Once we have convergence to the right of a certain, line, we could try to analytically continued. I am trying to find a reasonable value for the badly divergent series:

$$ L(f, \tfrac{1}{2}) \; "=" \sum_{(a,b)\in \mathbb{Z}^2} \frac{a^4 + b^4}{\sqrt{a^2 + b^2}}$$

This is just the analytic continuation of the zeta function to $s = \frac{1}{2}$. Could be done using the Euler Maclaurin formula or Ramanujan summation.

Answer 1

Well, it is pretty simple to compute the abscissa of convergence of the following integral:

$$ \iint_{x^2+y^2\geq 1}\frac{x^4+y^4}{(x^2+y^2)^s}\,dx \,dy = \int_{0}^{2\pi}\int_{1}^{+\infty}\rho^{5-2s}\left(\cos^4\theta+\sin^4\theta\right)\,d\rho\,d\theta$$ which is $\sigma=3$. By series-integral comparison, $\sum_{a,b\in\mathbb{Z}}'\frac{a^4+b^4}{(a^2+b^2)^s}$ is divergent if $\text{Re}(s)\leq 3$.
On the other hand, assuming $\text{Re}(s)>3$ we have

$$\left|\sum_{a,b\in\mathbb{Z}}'\frac{a^4+b^4}{(a^2+b^2)^s}\right|\leq \sum_{a,b\in\mathbb{Z}}'\frac{1}{(a^2+b^2)^{\sigma-2}}=\sum_{n\geq 1}\frac{r_2(n)}{n^{\sigma-2}}=\sum_{n\geq 1}\frac{4(\chi_4*1)(n)}{n^{\sigma-2}} $$ and the RHS equals $4\,\zeta(\sigma-2)\,L(\chi_4,\sigma-2)<+\infty.$ It follows that the abscissa of convergence of your series is exactly $\color{red}{3}$.

Answer 2

Sketch: $(a,b)$ will denote an element of $\mathbb Z^2.$ I'll consider

$$\sum_{(a,b) \ne \{(0,0)\}} \frac{a^4 + b^4}{(a^2+ b^2)^s}, \text { for } s>0.$$

We can simplify a bit by noting that $a^4+ b^4$ is bounded above and below by constant multiples of $(a^2+b^2)^2.$ Thus we need only consider

$$\sum_{(a,b)\ne (0,0)} \frac{(a^2+b^2)^2}{(a^2+ b^2)^s} =\sum_{(a,b)\ne (0,0)} (a^2+b^2)^{2-s}.$$

Now the last expression looks like an integral, namely

$$\int_{x^2+y^2 \ge 1}(x^2+y^2)^{2-s}\, dx\,dy.$$

That's perfect for polar coordinates.

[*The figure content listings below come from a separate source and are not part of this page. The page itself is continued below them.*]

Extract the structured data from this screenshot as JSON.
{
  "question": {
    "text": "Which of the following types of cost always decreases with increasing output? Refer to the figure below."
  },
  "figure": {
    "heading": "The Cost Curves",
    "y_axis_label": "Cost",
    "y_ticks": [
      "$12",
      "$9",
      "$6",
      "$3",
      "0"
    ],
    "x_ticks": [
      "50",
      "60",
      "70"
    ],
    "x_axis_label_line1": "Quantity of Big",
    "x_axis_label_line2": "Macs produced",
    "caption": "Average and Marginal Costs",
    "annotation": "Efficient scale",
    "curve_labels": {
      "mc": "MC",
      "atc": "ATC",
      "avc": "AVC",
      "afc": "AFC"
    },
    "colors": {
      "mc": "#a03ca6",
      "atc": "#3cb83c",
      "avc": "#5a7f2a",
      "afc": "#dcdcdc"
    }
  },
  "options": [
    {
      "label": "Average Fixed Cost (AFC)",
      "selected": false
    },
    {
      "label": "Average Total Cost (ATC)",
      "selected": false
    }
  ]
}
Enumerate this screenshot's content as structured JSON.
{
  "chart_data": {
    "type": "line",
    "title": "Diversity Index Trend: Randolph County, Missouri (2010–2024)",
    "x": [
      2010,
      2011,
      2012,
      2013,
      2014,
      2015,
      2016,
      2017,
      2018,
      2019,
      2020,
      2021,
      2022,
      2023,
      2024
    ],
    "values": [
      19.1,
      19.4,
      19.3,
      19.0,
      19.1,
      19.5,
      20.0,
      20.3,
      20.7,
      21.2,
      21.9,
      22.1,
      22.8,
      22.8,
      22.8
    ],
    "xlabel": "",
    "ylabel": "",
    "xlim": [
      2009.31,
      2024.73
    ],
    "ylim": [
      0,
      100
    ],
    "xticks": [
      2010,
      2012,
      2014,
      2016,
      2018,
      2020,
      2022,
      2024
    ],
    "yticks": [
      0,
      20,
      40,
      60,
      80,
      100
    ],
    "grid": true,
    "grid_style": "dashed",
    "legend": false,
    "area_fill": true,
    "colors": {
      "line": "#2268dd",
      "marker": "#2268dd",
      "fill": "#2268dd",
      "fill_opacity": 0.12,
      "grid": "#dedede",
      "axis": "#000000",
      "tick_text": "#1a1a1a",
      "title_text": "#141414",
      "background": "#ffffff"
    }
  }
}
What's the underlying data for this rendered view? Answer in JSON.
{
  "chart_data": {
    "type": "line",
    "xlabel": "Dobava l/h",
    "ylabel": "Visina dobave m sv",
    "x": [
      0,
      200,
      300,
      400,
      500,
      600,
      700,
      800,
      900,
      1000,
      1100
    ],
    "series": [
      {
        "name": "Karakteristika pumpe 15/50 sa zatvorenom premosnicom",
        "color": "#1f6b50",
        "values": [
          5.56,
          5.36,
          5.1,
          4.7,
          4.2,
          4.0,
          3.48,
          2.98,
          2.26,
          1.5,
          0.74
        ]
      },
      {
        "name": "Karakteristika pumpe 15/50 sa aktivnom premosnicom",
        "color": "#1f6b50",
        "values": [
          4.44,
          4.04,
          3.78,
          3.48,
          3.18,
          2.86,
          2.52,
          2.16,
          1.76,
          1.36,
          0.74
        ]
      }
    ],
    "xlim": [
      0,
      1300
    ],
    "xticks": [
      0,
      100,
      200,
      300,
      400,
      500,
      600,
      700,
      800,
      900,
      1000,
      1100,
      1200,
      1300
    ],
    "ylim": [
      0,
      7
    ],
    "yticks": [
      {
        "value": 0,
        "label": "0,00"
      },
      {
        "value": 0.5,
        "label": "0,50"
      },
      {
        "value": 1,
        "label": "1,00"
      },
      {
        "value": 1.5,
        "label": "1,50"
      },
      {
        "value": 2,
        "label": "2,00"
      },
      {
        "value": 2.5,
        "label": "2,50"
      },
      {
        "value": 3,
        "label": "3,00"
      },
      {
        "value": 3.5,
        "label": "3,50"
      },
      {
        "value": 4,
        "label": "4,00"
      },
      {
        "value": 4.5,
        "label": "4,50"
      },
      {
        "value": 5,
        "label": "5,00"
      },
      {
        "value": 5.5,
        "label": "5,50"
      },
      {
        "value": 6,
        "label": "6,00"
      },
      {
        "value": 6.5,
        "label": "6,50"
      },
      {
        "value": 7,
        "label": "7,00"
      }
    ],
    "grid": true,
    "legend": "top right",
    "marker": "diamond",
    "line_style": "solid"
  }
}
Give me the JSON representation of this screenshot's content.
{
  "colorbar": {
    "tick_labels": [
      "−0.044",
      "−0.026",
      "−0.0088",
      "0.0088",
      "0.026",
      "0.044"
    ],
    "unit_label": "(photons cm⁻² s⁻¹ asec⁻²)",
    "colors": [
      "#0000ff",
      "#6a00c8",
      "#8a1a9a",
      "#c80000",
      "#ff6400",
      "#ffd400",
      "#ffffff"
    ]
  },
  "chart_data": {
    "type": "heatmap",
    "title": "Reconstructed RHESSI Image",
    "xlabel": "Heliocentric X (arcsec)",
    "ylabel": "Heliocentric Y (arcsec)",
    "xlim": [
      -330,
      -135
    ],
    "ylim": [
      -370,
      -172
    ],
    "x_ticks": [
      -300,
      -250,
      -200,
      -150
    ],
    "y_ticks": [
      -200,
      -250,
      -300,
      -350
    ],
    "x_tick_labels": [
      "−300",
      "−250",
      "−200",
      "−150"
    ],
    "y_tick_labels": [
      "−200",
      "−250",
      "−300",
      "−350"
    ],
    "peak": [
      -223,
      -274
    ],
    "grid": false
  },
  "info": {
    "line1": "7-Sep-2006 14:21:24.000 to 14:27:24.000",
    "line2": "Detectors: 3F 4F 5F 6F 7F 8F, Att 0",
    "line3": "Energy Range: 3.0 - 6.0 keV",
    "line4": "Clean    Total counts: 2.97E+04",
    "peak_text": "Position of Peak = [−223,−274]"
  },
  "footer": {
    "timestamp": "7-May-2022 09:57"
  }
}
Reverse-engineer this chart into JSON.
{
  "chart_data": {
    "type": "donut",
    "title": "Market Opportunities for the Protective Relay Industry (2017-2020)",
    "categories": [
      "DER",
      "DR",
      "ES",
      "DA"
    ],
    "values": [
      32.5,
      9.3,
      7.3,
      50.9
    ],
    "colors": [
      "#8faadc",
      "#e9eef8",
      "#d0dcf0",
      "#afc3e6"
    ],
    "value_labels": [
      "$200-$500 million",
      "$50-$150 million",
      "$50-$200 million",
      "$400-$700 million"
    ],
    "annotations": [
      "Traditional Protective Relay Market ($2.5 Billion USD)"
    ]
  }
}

We get

$$2\pi \int_1^\infty (r^2)^{2-s}\, r\, dr.$$

The last integral converges iff $s>3.$ I've left out some details, to be sure, but $s>3$ seems right to me for the domain of convergence.

Answer 3

At the $8n$ points where $\max(|a|,|b|)=n$, we know that $$ n^2\le a^2+b^2\le2n^2 $$ and $$ n^4\le a^4+b^4\le2n^4 $$ Therefore, $$ \sum_{n=1}^\infty8n\frac{n^4}{2^sn^{2s}}\le\sum_{\substack{(a,b)\in\mathbb{Z}^2\\(a,b)\ne(0,0)}}^\infty\frac{a^4+b^4}{\left(a^2+b^2\right)^s}\le\sum_{n=1}^\infty8n\frac{2n^4}{n^{2s}} $$ Thus, we have convergence precisely when $2s-5\gt1$; that is, $s\gt3$.